The Basel Committee on Banking Supervision published Frameworks for early supervisory intervention, which presents a range-of-practice study on how supervisors around the world have adopted frameworks, processes, and tools to support early supervisory intervention. Since the global financial crisis, supervisory authorities have increasingly focused their attention on how early supervisory intervention can promote financial stability by reducing the probability and impact of a bank failure. There is also a common recognition that for supervision to operate effectively, identification and intervention at an early stage are critical to prevent problems from escalating or becoming acute.
There have been important developments in supervisory practices in this regard since the crisis. National supervisory authorities have adopted more forward-looking approaches, incorporating both quantitative and qualitative elements into their risk-based supervisory assessments. In addition to institution-specific supervision, supervisors are also adopting benchmarking exercises and thematic reviews as part of their toolkit to better detect emerging risks and potential outlier banks. Many national authorities have also undergone organisational changes to support these approaches, and have introduced dedicated teams and oversight functions to ensure early supervisory actions are taken and followed up.

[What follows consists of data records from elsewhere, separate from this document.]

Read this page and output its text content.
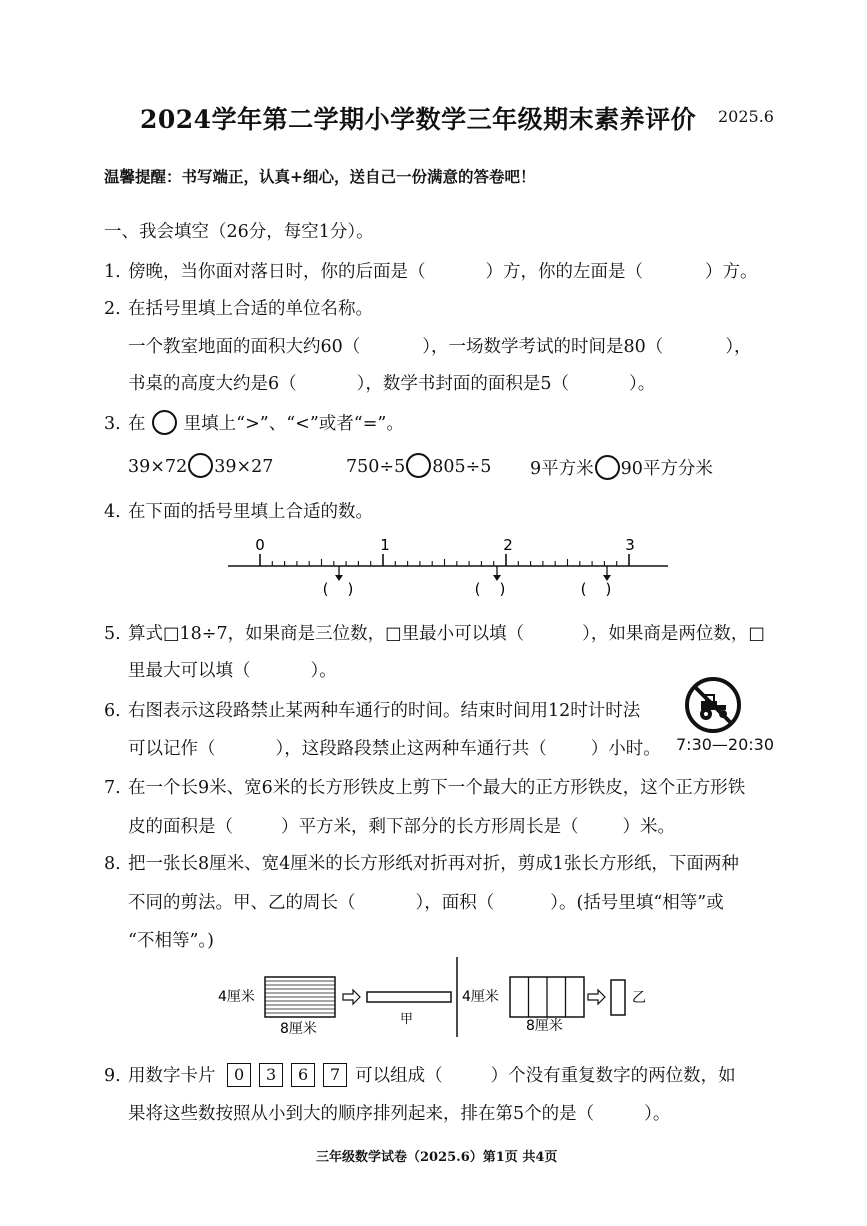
2024学年第二学期小学数学三年级期末素养评价 2025.6
温馨提醒：书写端正，认真+细心，送自己一份满意的答卷吧！
一、我会填空（26分，每空1分）。
1. 傍晚，当你面对落日时，你的后面是（	）方，你的左面是（	）方。
2. 在括号里填上合适的单位名称。
一个教室地面的面积大约60（	），一场数学考试的时间是80（	），
书桌的高度大约是6（	），数学书封面的面积是5（	）。
3. 在 里填上“>”、“<”或者“=”。
39×72 39×27	750÷5 805÷5 9平方米 90平方分米
4. 在下面的括号里填上合适的数。
0	1	2	3
(    )	(    )	(    )
5. 算式□18÷7，如果商是三位数，□里最小可以填（	），如果商是两位数，□
里最大可以填（	）。
6. 右图表示这段路禁止某两种车通行的时间。结束时间用12时计时法
可以记作（	），这段路段禁止这两种车通行共（	）小时。 7:30—20:30
7. 在一个长9米、宽6米的长方形铁皮上剪下一个最大的正方形铁皮，这个正方形铁
皮的面积是（	）平方米，剩下部分的长方形周长是（	）米。
8. 把一张长8厘米、宽4厘米的长方形纸对折再对折，剪成1张长方形纸，下面两种
不同的剪法。甲、乙的周长（	），面积（	）。(括号里填“相等”或
“不相等”。)
4厘米
8厘米
甲
4厘米
8厘米
乙
9. 用数字卡片 0 3 6 7 可以组成（	）个没有重复数字的两位数，如
果将这些数按照从小到大的顺序排列起来，排在第5个的是（	）。
三年级数学试卷（2025.6）第1页 共4页
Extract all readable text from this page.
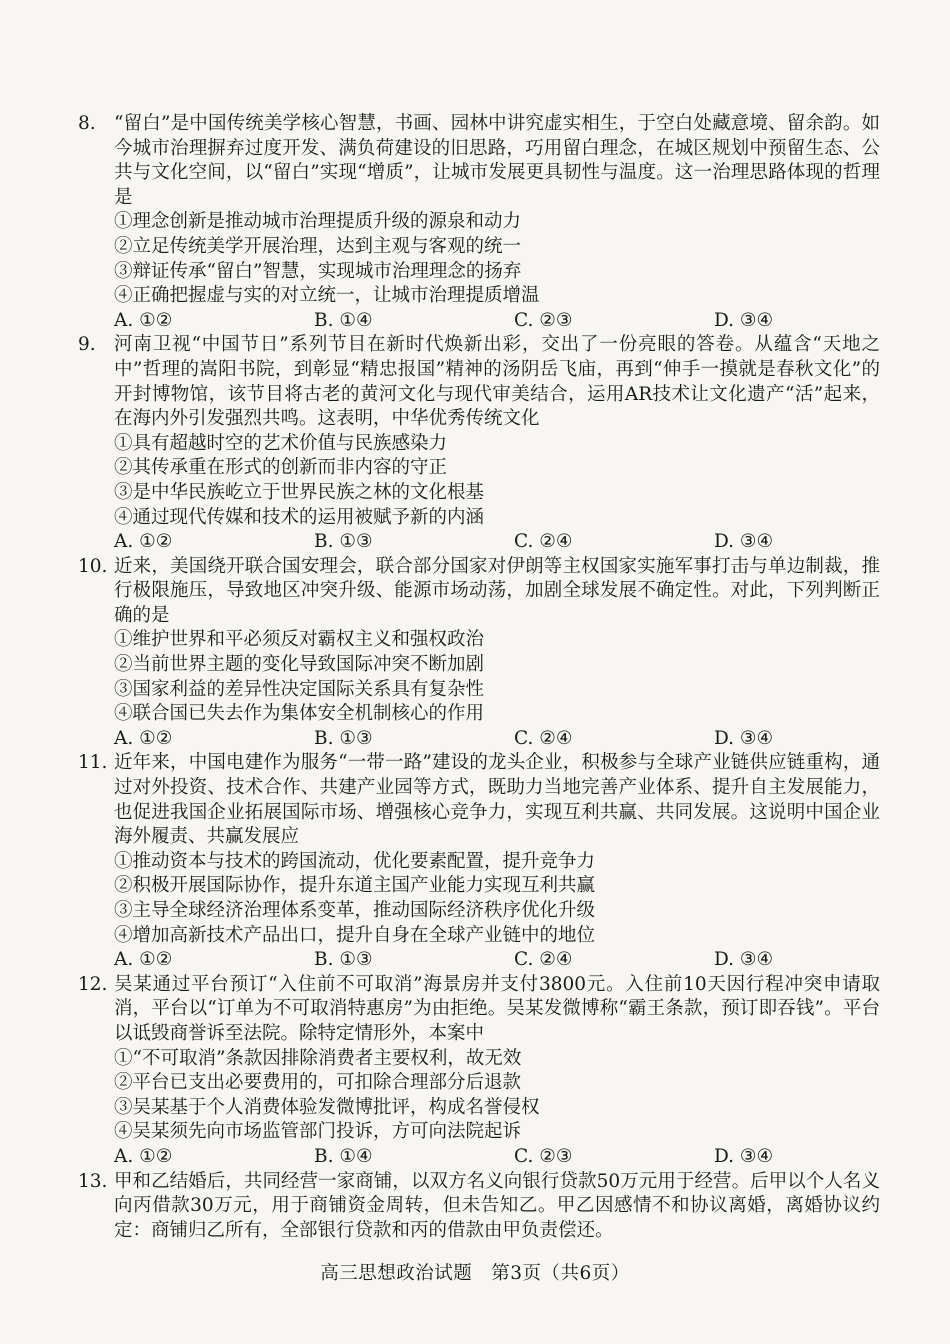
8. “留白”是中国传统美学核心智慧，书画、园林中讲究虚实相生，于空白处藏意境、留余韵。如今城市治理摒弃过度开发、满负荷建设的旧思路，巧用留白理念，在城区规划中预留生态、公共与文化空间，以“留白”实现“增质”，让城市发展更具韧性与温度。这一治理思路体现的哲理是

①理念创新是推动城市治理提质升级的源泉和动力

②立足传统美学开展治理，达到主观与客观的统一

③辩证传承“留白”智慧，实现城市治理理念的扬弃

④正确把握虚与实的对立统一，让城市治理提质增温

A. ①②	B. ①④	C. ②③	D. ③④
9. 河南卫视“中国节日”系列节目在新时代焕新出彩，交出了一份亮眼的答卷。从蕴含“天地之中”哲理的嵩阳书院，到彰显“精忠报国”精神的汤阴岳飞庙，再到“伸手一摸就是春秋文化”的开封博物馆，该节目将古老的黄河文化与现代审美结合，运用AR技术让文化遗产“活”起来，在海内外引发强烈共鸣。这表明，中华优秀传统文化

①具有超越时空的艺术价值与民族感染力

②其传承重在形式的创新而非内容的守正

③是中华民族屹立于世界民族之林的文化根基

④通过现代传媒和技术的运用被赋予新的内涵

A. ①②	B. ①③	C. ②④	D. ③④
10. 近来，美国绕开联合国安理会，联合部分国家对伊朗等主权国家实施军事打击与单边制裁，推行极限施压，导致地区冲突升级、能源市场动荡，加剧全球发展不确定性。对此，下列判断正确的是

①维护世界和平必须反对霸权主义和强权政治

②当前世界主题的变化导致国际冲突不断加剧

③国家利益的差异性决定国际关系具有复杂性

④联合国已失去作为集体安全机制核心的作用

A. ①②	B. ①③	C. ②④	D. ③④
11. 近年来，中国电建作为服务“一带一路”建设的龙头企业，积极参与全球产业链供应链重构，通过对外投资、技术合作、共建产业园等方式，既助力当地完善产业体系、提升自主发展能力，也促进我国企业拓展国际市场、增强核心竞争力，实现互利共赢、共同发展。这说明中国企业海外履责、共赢发展应

①推动资本与技术的跨国流动，优化要素配置，提升竞争力

②积极开展国际协作，提升东道主国产业能力实现互利共赢

③主导全球经济治理体系变革，推动国际经济秩序优化升级

④增加高新技术产品出口，提升自身在全球产业链中的地位

A. ①②	B. ①③	C. ②④	D. ③④
12. 吴某通过平台预订“入住前不可取消”海景房并支付3800元。入住前10天因行程冲突申请取消，平台以“订单为不可取消特惠房”为由拒绝。吴某发微博称“霸王条款，预订即吞钱”。平台以诋毁商誉诉至法院。除特定情形外，本案中

①“不可取消”条款因排除消费者主要权利，故无效

②平台已支出必要费用的，可扣除合理部分后退款

③吴某基于个人消费体验发微博批评，构成名誉侵权

④吴某须先向市场监管部门投诉，方可向法院起诉

A. ①②	B. ①④	C. ②③	D. ③④
13. 甲和乙结婚后，共同经营一家商铺，以双方名义向银行贷款50万元用于经营。后甲以个人名义向丙借款30万元，用于商铺资金周转，但未告知乙。甲乙因感情不和协议离婚，离婚协议约定：商铺归乙所有，全部银行贷款和丙的借款由甲负责偿还。

高三思想政治试题　第3页（共6页）
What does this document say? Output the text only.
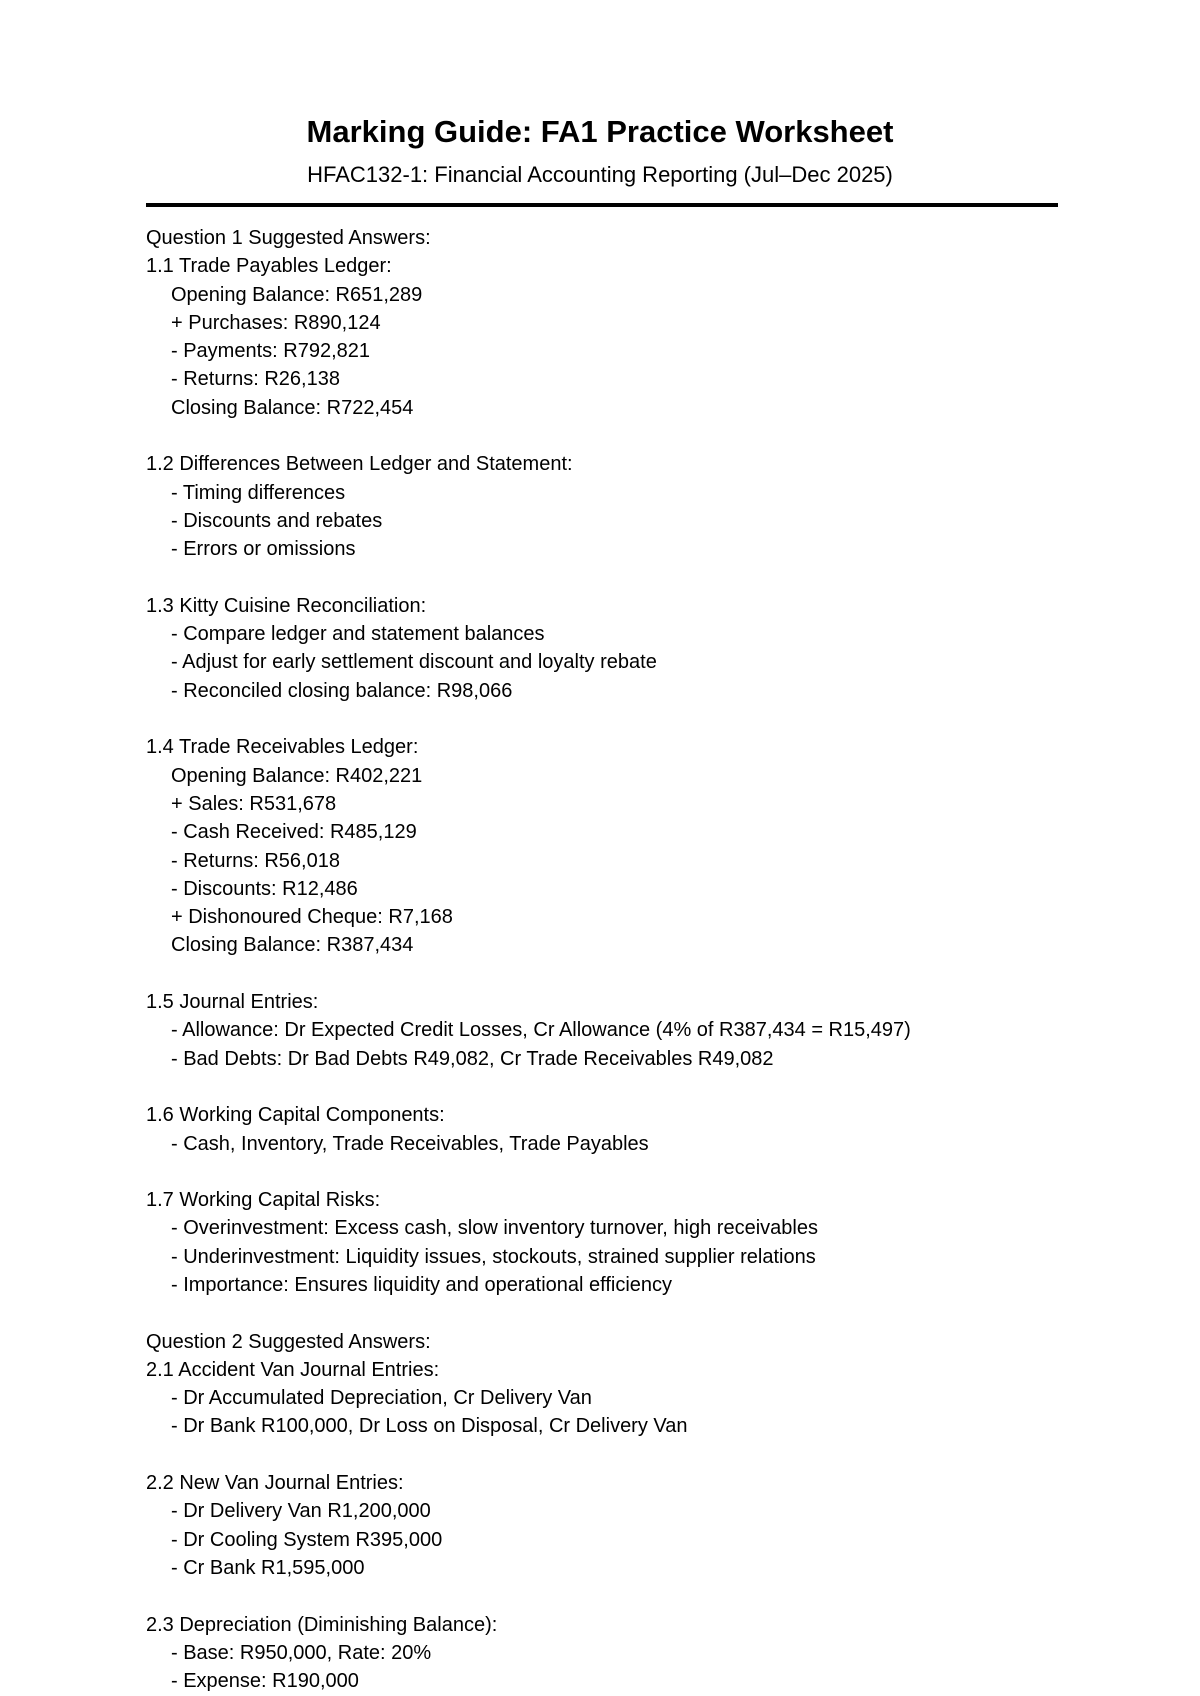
Marking Guide: FA1 Practice Worksheet
HFAC132-1: Financial Accounting Reporting (Jul–Dec 2025)
Question 1 Suggested Answers:
1.1 Trade Payables Ledger:
Opening Balance: R651,289
+ Purchases: R890,124
- Payments: R792,821
- Returns: R26,138
Closing Balance: R722,454
1.2 Differences Between Ledger and Statement:
- Timing differences
- Discounts and rebates
- Errors or omissions
1.3 Kitty Cuisine Reconciliation:
- Compare ledger and statement balances
- Adjust for early settlement discount and loyalty rebate
- Reconciled closing balance: R98,066
1.4 Trade Receivables Ledger:
Opening Balance: R402,221
+ Sales: R531,678
- Cash Received: R485,129
- Returns: R56,018
- Discounts: R12,486
+ Dishonoured Cheque: R7,168
Closing Balance: R387,434
1.5 Journal Entries:
- Allowance: Dr Expected Credit Losses, Cr Allowance (4% of R387,434 = R15,497)
- Bad Debts: Dr Bad Debts R49,082, Cr Trade Receivables R49,082
1.6 Working Capital Components:
- Cash, Inventory, Trade Receivables, Trade Payables
1.7 Working Capital Risks:
- Overinvestment: Excess cash, slow inventory turnover, high receivables
- Underinvestment: Liquidity issues, stockouts, strained supplier relations
- Importance: Ensures liquidity and operational efficiency
Question 2 Suggested Answers:
2.1 Accident Van Journal Entries:
- Dr Accumulated Depreciation, Cr Delivery Van
- Dr Bank R100,000, Dr Loss on Disposal, Cr Delivery Van
2.2 New Van Journal Entries:
- Dr Delivery Van R1,200,000
- Dr Cooling System R395,000
- Cr Bank R1,595,000
2.3 Depreciation (Diminishing Balance):
- Base: R950,000, Rate: 20%
- Expense: R190,000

Organisational infrastructure
Based on practices observed, this study finds that early supervisory actions taken by supervisors depend not only on the expert judgment of supervisors but also to a large extent on an organisational infrastructure that sets in place: (i) supervisory reinforcement through both vertical and horizontal risk assessments to maximise the early detection of risks; (ii) a clear framework for when actions should be taken; and (iii) internal governance processes and programmes to support supervisory development and capacity-building.
Background
The international regulatory framework has been significantly strengthened since the global financial crisis to promote a more resilient banking sector. The Basel III framework sets higher minimum requirements for loss absorption, places greater emphasis on higher-quality capital and captures a broader scope of risks faced by banks. The framework has been further strengthened by a leverage ratio requirement, capital buffers to mitigate various sources of systemic risk and a set of standards limiting liquidity and maturity transformation.1 Lessons from the crisis have also highlighted the important role of supervision and, importantly, that effective supervision must complement regulation. Across jurisdictions, the safety and soundness of both individual banks and the banking system as a whole are recognised as a fundamental objective of supervision. There is also a common recognition that for supervision to operate effectively, identification and intervention at an early stage are critical to prevent problems from escalating or becoming acute.